The more time you have to invest, the more time compound interest has to work its magic.
Time is money… and when guided properly, kids are loaded.
Also known as a custodial brokerage account, setting up a minor trading account is a breeze.
First, you need to determine which type of custodial account is appropriate. Whether or not your minor has taxable income and wages is the determining factor here.
Thanks to the Uniform Gift to Minors Act or Uniform Transfer to Minors Act, you can still open the account if your mini-me is too young to have a job. Depending on your state’s laws, your child can take legal control of the account at the age of 18 or 21.
But if your teen is a go-getter — whether they’re slinging burgers or bagging groceries — it’s still taxable income.

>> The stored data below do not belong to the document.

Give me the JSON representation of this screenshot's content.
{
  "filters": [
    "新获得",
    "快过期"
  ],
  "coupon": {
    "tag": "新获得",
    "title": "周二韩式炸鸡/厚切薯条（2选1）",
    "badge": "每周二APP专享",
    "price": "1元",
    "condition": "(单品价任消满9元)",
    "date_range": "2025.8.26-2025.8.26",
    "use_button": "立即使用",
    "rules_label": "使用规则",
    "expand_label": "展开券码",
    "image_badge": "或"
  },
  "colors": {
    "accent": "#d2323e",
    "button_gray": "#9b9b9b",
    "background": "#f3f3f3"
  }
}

If this is the case, you can help them open their own custodial IRA.
In fact, a Roth IRA is the gold standard for getting your child to the head of the class.
Their contributions will grow tax-free. Also, withdrawals can be made at any time and can be used for early milestones like college tuition, purchasing a first home, or a vehicle.
Next, you’ll need to choose your broker.
If you already have a broker that you’re comfortable with, feel free to open your minor’s trading account there.
However, make sure that the account has no minimum initial deposit and no account maintenance fees.
Also, for our strategy here, you’ll be teaching your kid how to grow their account by trading stocks, so make sure that the brokerage offers zero or very small commission fees.
If you don’t already have a preferred brokerage, you have more than enough options. All of the usual suspects like E*Trade, TD Ameritrade, Edward Jones, etc. have custodial accounts.
After that, you’ll open and fund the account. You’ll need to gather you and your child’s info ahead of time. Both of your Social Security numbers, birthdates, contact info, and employment info are standard.
You’ll also need to link a valid bank account in order to fund the custodial account.
Last and certainly not least: you should sign up for my Insider Report service. Shameless plug, I know…
But the proof is in the pudding, and this service flat-out works.
If you’re going to teach your kids how to be fiscally sound, why not show them how to get quick wins and lower their risk exposure on their first day in the market?
You’ll have the only kid in the neighborhood with passive income and triple-digit trade returns.
Setting up a minor trade account for your child is a relatively simple task, but the long term impact on your legacy can be priceless.